Centre

Six braquages ont été commis en trois mois par ces malfrats récidivistes

Le gang “à la Fiat 500” comparaissait ce lundi devant le tribunal correctionnel de Mons. Au menu ? Une multitude de vols avec violence commis dans la région du centre entre juin et août 2017. Sur les trois prévenus, deux sont détenus et un bénéfice d’une libération conditionnelle. Écrire qu’ils connaissent bien les tribunaux du pays est un euphémisme. Et pour cause, les trois ont déjà purgé quelques peines de réclusion pour des faits similaires.

Deux prévenus, Serge Van Elder (45 ans) et Hichame Oukhaiza (43 ans), comparaissent, à des degrés divers, pour ces braquages, ces vols à l’arraché, ces fraudes perpétrés avec diverses circonstances aggravantes comme la vulnérabilité des victimes (trois sont âgées de plus de 70 ans), à l’aide d’une arme et d’un véhicule, la Fiat 500 de Serge. Les deux hommes se connaissent bien, ils se sont rencontrés en prison et s’en sont évadés, ensemble, durant un temps. Pour ces faits, ils ont écopé de quatre ans ferme.

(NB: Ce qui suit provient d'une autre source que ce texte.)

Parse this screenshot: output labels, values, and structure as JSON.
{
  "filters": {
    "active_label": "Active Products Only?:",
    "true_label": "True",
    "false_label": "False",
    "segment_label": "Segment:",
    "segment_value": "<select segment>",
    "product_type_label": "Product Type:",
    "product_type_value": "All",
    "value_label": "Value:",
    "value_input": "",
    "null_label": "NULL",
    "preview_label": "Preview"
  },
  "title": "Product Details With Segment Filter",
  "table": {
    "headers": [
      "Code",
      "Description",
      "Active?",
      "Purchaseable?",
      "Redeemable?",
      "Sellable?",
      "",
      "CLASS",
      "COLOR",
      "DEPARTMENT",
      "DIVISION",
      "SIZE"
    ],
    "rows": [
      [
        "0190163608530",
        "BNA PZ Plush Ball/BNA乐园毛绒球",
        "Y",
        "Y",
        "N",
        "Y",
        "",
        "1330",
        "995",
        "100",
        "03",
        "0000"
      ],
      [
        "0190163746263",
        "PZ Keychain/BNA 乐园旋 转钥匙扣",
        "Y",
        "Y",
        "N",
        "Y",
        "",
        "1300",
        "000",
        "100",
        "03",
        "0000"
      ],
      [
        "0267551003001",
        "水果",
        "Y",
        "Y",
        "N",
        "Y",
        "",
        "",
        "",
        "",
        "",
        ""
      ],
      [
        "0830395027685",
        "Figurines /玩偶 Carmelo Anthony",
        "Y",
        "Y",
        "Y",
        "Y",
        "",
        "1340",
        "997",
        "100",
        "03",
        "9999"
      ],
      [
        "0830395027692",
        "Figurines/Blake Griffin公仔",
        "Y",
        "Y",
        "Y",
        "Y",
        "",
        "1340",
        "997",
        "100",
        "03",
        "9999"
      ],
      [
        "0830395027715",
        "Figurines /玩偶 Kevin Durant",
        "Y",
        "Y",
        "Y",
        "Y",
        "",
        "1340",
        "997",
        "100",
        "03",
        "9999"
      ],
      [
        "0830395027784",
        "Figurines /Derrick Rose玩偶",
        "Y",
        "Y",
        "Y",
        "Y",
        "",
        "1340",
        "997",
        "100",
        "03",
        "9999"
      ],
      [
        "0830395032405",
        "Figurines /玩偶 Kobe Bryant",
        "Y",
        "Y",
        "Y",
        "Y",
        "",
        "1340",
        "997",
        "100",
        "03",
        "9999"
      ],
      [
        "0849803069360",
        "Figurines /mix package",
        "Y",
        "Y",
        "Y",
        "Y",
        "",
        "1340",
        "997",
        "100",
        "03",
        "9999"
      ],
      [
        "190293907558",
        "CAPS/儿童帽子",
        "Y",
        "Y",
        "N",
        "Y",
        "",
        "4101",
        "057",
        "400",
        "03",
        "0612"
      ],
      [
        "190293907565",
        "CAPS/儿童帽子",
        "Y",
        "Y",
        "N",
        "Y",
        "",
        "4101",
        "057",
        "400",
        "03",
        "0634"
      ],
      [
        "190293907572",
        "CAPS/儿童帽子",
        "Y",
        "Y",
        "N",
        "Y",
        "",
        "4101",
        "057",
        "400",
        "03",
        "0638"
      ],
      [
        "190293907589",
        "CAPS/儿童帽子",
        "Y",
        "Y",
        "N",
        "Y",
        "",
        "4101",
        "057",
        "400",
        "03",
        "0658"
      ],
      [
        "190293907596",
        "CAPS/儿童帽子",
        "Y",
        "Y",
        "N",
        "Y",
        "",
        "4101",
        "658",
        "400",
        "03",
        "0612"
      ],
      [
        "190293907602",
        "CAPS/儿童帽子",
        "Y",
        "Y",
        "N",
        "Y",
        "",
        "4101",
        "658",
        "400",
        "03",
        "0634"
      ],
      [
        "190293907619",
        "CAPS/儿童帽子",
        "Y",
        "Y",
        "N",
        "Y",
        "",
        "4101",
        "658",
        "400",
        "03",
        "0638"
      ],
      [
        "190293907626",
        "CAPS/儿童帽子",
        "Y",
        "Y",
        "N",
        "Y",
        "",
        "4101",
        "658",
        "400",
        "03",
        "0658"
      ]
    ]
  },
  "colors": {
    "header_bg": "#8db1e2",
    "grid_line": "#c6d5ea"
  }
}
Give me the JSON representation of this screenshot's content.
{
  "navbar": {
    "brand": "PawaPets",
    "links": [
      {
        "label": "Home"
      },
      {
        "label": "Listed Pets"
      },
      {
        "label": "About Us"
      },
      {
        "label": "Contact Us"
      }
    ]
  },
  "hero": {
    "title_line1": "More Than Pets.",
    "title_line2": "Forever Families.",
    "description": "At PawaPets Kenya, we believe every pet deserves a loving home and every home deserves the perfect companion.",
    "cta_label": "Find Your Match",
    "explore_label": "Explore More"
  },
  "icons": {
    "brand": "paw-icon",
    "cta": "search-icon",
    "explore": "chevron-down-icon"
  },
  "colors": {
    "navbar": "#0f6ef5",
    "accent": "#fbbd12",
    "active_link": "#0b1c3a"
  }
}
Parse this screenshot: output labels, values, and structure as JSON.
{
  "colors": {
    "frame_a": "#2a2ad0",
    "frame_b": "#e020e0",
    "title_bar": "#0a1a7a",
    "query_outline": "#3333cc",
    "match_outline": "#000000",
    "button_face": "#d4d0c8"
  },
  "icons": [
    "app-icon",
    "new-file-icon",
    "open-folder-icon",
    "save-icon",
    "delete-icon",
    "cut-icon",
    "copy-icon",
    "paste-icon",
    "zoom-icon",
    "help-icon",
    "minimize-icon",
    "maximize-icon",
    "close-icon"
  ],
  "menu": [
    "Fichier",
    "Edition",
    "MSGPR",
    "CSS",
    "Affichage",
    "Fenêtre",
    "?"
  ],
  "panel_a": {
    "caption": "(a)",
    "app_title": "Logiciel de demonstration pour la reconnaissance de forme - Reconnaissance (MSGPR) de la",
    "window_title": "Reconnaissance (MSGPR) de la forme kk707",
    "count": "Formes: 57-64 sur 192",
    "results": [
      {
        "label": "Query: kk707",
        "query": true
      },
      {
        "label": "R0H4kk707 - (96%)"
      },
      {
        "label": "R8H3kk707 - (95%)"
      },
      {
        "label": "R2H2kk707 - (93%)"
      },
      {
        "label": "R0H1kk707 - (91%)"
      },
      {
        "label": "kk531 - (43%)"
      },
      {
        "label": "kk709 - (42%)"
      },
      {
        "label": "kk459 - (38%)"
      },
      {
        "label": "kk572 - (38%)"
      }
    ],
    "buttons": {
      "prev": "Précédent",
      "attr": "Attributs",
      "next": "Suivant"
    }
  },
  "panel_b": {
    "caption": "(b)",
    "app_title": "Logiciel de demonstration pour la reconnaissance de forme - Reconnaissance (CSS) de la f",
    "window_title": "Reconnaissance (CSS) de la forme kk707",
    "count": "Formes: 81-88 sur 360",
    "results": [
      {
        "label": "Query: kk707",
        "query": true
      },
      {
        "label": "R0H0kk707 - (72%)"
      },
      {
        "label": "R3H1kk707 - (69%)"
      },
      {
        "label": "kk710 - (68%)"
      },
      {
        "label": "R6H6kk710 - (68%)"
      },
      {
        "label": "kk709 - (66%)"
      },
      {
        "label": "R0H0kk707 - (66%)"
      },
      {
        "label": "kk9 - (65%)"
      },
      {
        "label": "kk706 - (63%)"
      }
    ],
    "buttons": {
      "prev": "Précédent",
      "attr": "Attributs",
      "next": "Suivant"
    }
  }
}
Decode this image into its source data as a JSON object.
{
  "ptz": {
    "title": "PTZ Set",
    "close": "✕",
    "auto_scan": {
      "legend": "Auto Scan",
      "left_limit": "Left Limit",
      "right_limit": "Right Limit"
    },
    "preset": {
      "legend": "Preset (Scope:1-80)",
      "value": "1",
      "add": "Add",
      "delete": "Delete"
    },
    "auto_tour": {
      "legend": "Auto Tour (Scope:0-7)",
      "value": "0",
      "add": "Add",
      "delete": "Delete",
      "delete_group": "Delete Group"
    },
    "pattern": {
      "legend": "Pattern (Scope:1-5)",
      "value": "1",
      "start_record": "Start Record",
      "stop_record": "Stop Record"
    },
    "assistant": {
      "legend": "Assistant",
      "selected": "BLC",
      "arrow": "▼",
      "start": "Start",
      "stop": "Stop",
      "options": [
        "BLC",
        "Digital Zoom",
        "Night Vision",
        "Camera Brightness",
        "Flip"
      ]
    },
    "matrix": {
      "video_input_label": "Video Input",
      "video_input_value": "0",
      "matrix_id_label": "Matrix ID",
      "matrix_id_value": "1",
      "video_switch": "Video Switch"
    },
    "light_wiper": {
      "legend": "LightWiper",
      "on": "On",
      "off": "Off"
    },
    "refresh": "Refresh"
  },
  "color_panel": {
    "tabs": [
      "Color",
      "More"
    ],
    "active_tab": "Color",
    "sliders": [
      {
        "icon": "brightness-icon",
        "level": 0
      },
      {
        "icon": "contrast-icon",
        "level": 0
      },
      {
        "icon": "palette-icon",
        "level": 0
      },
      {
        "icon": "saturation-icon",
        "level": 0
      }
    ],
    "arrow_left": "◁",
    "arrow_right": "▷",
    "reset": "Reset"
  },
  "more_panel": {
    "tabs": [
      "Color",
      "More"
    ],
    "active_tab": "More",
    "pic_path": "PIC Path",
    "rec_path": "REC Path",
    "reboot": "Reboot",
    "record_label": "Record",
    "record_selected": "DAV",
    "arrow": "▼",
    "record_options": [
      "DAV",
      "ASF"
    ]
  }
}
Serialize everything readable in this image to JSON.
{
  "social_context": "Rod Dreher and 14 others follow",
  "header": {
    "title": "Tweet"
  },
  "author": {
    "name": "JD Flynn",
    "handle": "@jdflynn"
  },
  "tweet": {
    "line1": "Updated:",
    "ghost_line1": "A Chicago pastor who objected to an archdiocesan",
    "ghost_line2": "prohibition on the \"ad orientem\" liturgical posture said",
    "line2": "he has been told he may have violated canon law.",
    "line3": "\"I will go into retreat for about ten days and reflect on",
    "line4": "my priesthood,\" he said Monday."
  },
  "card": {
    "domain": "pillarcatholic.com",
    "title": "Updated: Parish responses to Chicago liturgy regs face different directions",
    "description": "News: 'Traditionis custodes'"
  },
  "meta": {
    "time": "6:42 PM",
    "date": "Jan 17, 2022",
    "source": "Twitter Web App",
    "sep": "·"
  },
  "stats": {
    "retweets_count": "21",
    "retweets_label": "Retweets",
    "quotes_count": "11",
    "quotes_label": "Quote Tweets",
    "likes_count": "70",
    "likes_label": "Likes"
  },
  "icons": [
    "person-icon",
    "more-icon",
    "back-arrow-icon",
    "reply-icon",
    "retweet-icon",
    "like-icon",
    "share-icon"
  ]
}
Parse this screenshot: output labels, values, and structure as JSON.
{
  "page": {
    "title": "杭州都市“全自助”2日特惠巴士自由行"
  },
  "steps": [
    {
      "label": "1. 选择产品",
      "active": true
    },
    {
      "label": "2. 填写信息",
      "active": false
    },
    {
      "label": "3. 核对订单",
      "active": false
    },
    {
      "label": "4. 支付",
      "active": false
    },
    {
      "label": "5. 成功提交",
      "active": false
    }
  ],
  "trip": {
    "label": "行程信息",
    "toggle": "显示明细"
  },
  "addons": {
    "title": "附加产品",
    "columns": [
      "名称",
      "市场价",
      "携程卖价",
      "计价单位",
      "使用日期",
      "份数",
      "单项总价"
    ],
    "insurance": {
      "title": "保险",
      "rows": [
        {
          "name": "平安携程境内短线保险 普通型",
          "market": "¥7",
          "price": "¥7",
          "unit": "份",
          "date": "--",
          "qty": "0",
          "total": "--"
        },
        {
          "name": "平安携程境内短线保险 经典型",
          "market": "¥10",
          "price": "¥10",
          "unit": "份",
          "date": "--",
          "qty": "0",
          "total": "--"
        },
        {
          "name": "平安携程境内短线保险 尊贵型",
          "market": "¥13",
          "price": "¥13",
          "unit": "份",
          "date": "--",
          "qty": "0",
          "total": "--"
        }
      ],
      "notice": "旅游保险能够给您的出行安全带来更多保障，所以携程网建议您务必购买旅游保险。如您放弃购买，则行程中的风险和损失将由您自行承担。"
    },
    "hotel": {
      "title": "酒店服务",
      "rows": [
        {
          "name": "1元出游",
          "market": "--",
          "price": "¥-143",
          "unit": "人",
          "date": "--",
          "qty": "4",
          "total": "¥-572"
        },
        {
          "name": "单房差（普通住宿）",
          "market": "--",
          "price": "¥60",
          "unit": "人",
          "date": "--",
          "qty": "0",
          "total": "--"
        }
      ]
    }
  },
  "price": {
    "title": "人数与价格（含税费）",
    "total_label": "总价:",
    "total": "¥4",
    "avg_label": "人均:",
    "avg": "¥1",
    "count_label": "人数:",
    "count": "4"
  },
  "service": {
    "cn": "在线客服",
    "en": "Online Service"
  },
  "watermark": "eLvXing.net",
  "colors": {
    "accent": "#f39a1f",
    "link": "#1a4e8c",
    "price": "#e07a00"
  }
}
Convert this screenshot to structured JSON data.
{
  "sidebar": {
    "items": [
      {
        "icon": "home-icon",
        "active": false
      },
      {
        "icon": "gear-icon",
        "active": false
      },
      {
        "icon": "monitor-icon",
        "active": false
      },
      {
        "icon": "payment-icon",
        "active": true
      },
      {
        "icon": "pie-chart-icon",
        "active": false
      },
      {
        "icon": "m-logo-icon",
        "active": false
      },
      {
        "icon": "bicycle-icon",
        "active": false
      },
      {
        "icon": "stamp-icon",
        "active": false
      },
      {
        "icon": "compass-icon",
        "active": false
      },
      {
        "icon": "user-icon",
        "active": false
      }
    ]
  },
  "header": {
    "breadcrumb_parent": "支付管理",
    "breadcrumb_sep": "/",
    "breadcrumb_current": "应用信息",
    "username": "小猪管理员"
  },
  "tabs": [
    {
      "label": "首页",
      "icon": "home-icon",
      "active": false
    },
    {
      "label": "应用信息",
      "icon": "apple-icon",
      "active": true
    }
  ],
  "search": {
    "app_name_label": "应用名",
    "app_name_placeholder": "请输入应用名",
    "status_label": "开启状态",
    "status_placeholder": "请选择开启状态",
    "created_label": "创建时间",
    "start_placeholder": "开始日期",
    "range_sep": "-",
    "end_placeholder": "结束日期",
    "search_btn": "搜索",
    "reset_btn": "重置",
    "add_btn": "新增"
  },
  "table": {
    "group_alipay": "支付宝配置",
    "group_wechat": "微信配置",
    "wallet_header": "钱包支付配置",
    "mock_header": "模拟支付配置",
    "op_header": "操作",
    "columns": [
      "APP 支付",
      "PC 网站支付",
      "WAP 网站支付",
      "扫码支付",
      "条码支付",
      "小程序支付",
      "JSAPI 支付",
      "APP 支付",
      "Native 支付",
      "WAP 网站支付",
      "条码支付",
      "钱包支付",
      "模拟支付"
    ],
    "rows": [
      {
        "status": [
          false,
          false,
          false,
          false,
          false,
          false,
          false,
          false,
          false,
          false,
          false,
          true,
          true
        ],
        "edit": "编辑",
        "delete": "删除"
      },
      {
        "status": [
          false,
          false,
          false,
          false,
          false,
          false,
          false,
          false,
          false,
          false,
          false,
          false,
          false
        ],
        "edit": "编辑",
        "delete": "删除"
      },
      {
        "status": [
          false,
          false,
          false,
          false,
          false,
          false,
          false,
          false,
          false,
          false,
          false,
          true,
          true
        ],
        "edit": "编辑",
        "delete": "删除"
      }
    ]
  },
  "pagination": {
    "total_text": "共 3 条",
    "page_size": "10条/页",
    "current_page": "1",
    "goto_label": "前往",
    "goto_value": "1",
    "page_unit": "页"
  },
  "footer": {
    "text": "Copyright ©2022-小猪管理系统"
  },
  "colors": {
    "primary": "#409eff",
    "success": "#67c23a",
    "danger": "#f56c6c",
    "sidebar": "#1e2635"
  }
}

Donc, avec ces récidives, ce énième passage devant la justice risque de leur coûter très cher. Le ministère public a réclamé 20 ans de prison contre Serge, qui a commis la majorité des braquages et qui est en aveux. Quinze ans de mise à disposition du tribunal d’application des peines ont aussi été réclamés pour “protéger la société”.

À sa défense, M e Puccini a reconnu que le dossier était “loin d’être facile” mais que son client avait collaboré à l’enquête et que ses addictions à la cocaïne et à l’héroïne l’avaient replongé dans ses travers. “Il a été réinséré durant 18 mois, dès sa sortie de prison ! Il avait un appartement, une voiture et un travail. L’élément déclencheur de sa descente aux enfers est lorsqu’il a retrouvé son compagnon de travail pendu dans une armoire… Mais il y a quand même de l’espoir, avec une famille qui le soutien et un suivi psychologique.” Lui infliger la moitié de la peine requise serait, selon la défense, plus juste et plus raisonnable.

Son principal complice, rencontré en prison, nie tout en bloc, y compris lorsqu’il est confronté aux images des caméras. Sa liberté conditionnelle pourrait en effet lui être retirée. Le ministère public a requis 7 ans de prison. Lui réclame son acquittement, pur et simple. Enfin pour le 3e co-prévenus (31 ans), qui n’est pas non plus un enfant de cœur, le ministère public a réclamé quatre ans de prison ferme. Il n’est poursuivi que pour un seul braquage, pour lequel il est en aveux. Il a sollicité “un premier et dernier” sursis probatoire. Jugement dans trois semaines.

De lourdes peines

“C’est un dossier crapuleux”, pointait en audience le substitut Moinil, estimant que la justice avait déjà suffisamment tendu la main aux prévenus aux cours des dernières années. “La multitude des faits prouve la lâcheté et le manque d’empathie des prévenus. Et à chaque sortie, ils ont recommencé. Huit à neuf fois libérés et ils ont recommencé avec les mêmes faits !” Des braquages mais aussi des vols à l’arraché où finalement les butins étaient bien maigres.“Une dame de 73 ans n’ose même plus sortir de chez elle !”, s’exclamait le substitut Moinil. “Les dommages moraux, les chocs psychologiques sont énormes. Je n’ai jamais constaté aussi peu d’humanité dans un dossier. Rien aujourd’hui ne justifierait qu’on laisse un espoir, une fenêtre ouverte à ces prévenus.”